Scopo
della meditazione non è semplicemente essere felici, ma superare la condizione
umana abituale, quella contraddistinta da alti e da bassi, da piacere e da dolore,
da felicità e da infelicità. Infatti, negli ultimi jhana (livelli di meditazione) ci si lascia alle spalle ogni squilibrio
psicologico per approdare ad uno stato di equanimità, ossia di lucida e limpida
visione. Sto parlando non di esperienze mistiche, ma di esperienze alla portata
di tutti. Anche il quotidiano, infatti, può essere una via per lo
straordinario.
Quando vediamo che l'infelicità è
il risultato di un lungo condizionamento, capiamo che anche l'equanimità può
essere il risultato di un addestramento - stavolta positivo.

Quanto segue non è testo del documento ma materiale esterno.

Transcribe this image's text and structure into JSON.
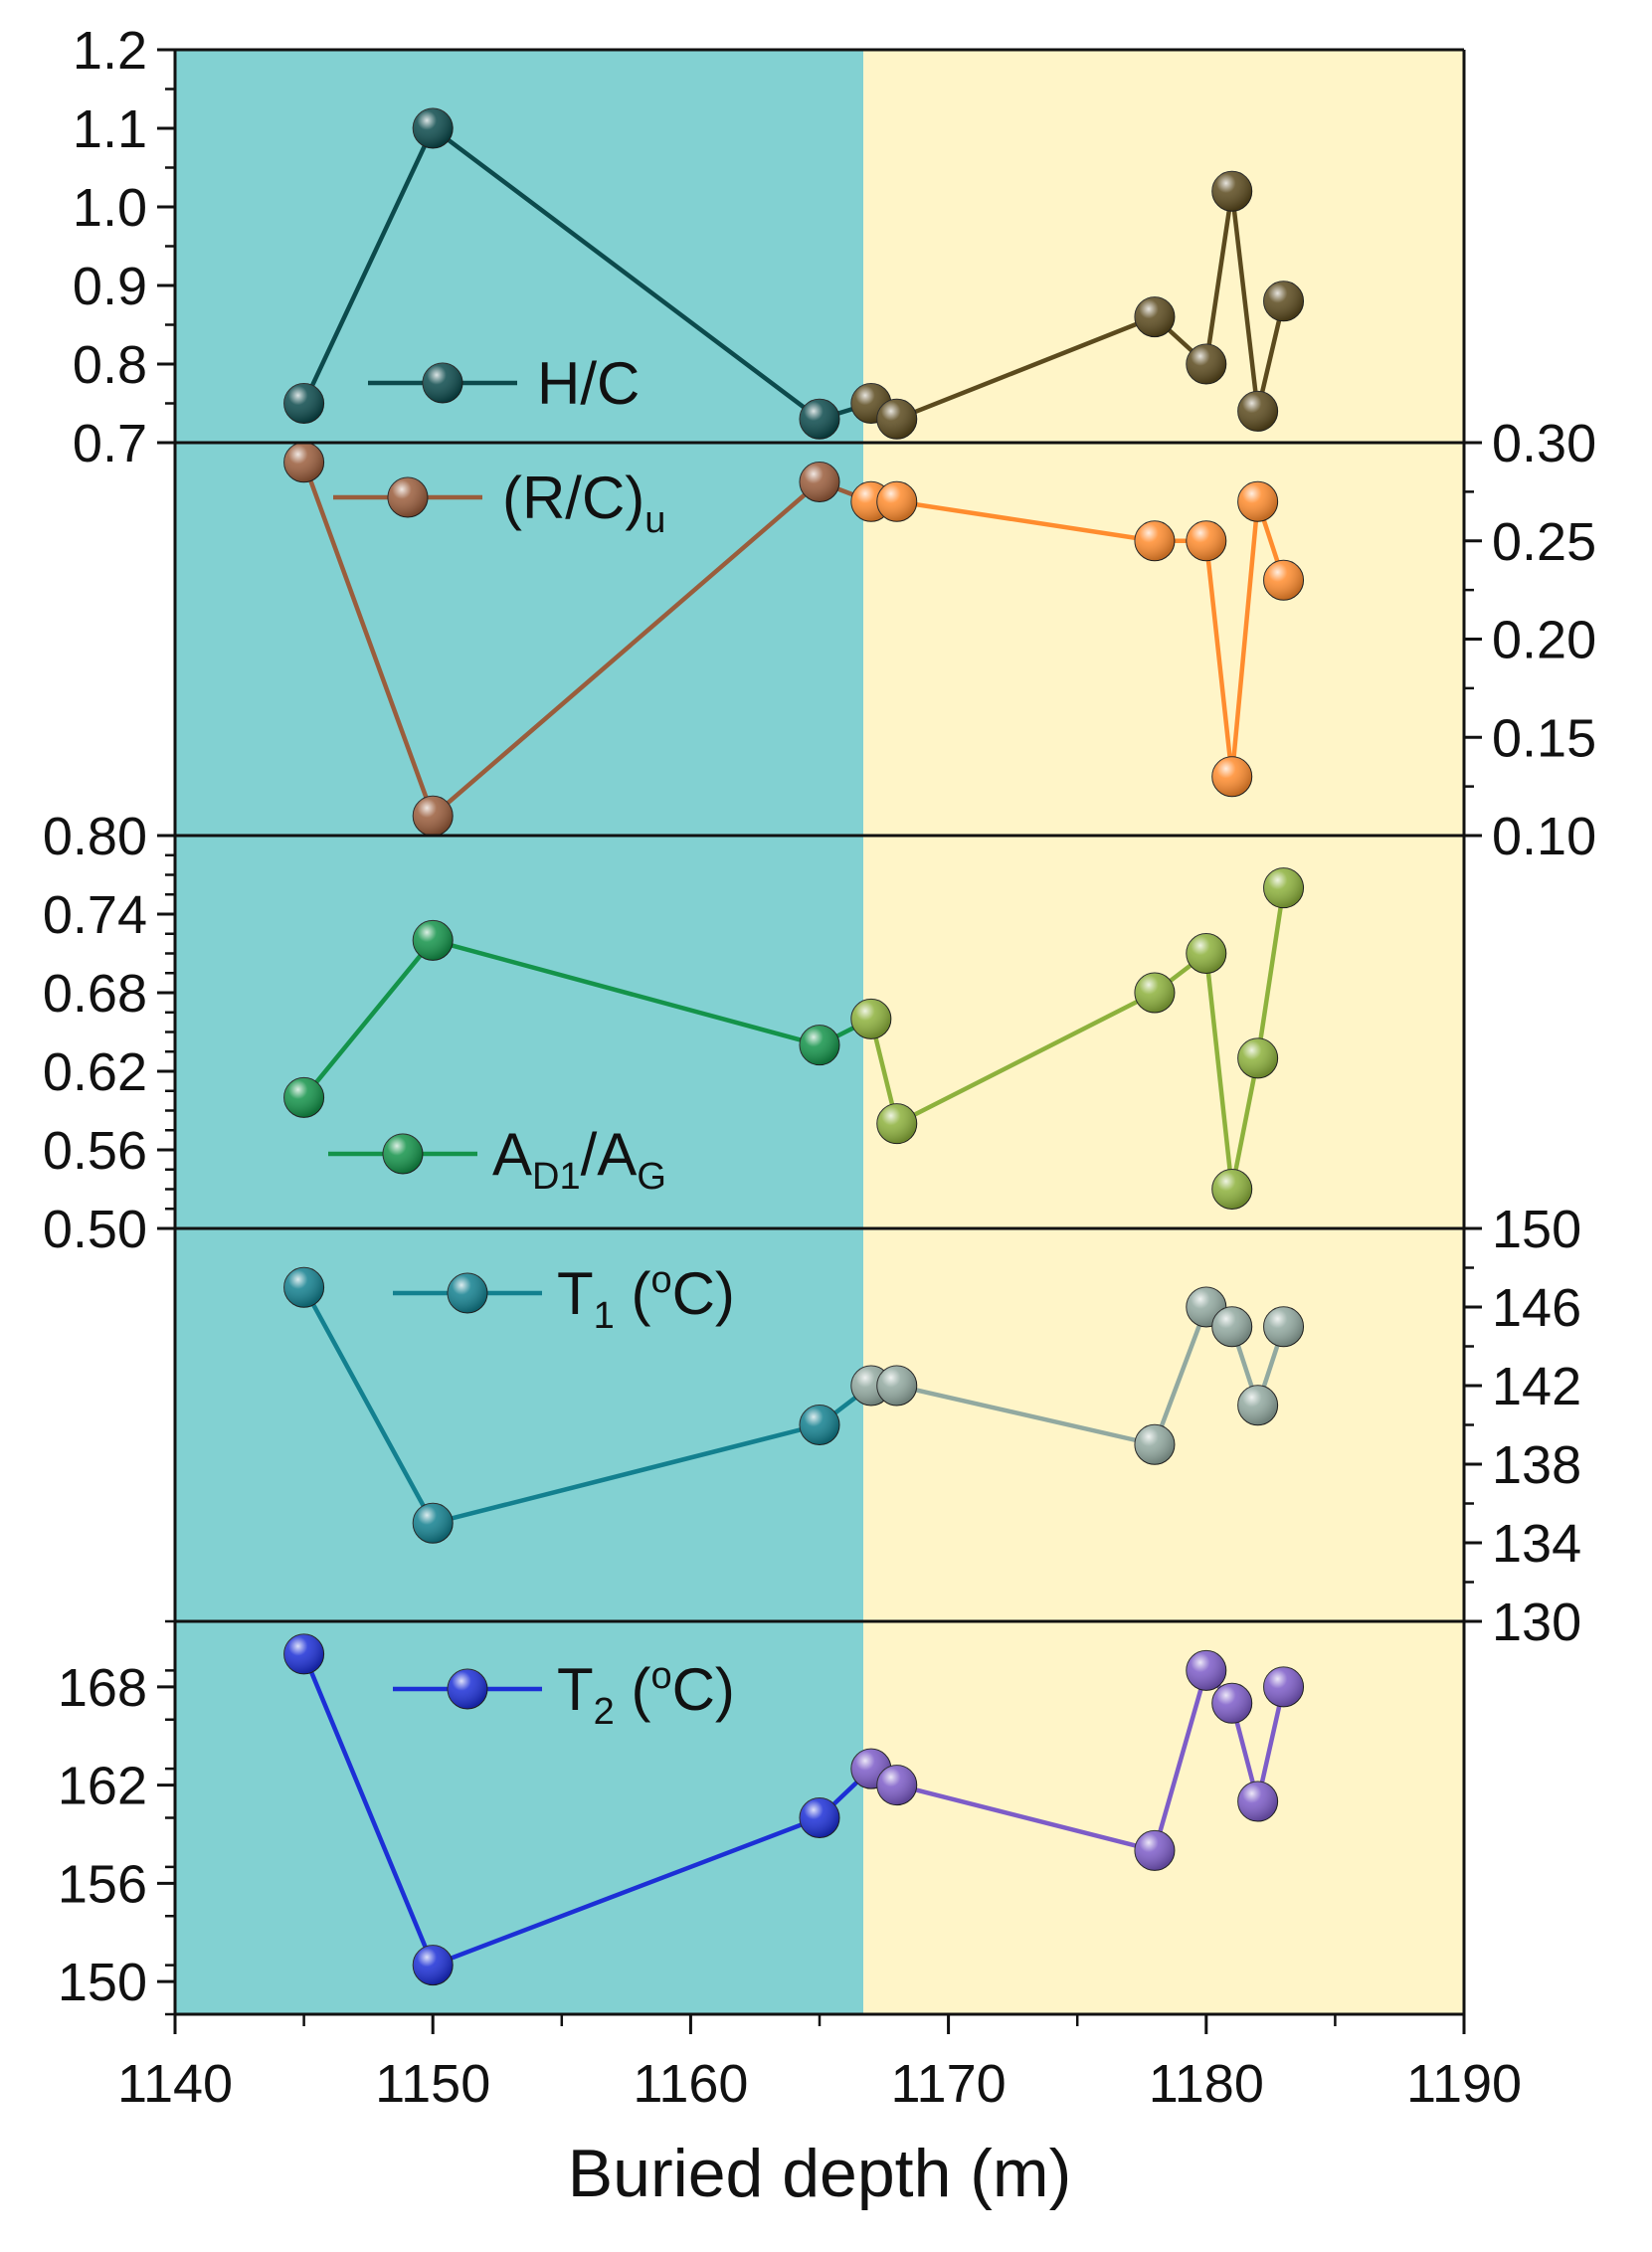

Ci si può allenare da subito.
Tutti possiamo sperimentare e superare gli estremi del dolore e della gioia, per
tornare verso un centro virtuale. Si deve notare, infatti, che le grandi gioie
e i grandi dolori sono esperienze estreme. Mentre la vita procede per lo più su
una via mediana.
Possiamo fare della centralità/equanimità
- e, sì, anche della medietà - una via di chiarezza. Perché in fondo la medietà
è neutralità, imparzialità, è non sbandare né da una parte né dall'altra, è
vivere centrati.
Se riusciamo a far rimanere la
mente in uno stato di immobilità e di silenzio, senza fluttuazioni, la
ripuliremo del tutto e potremo veder chiaro.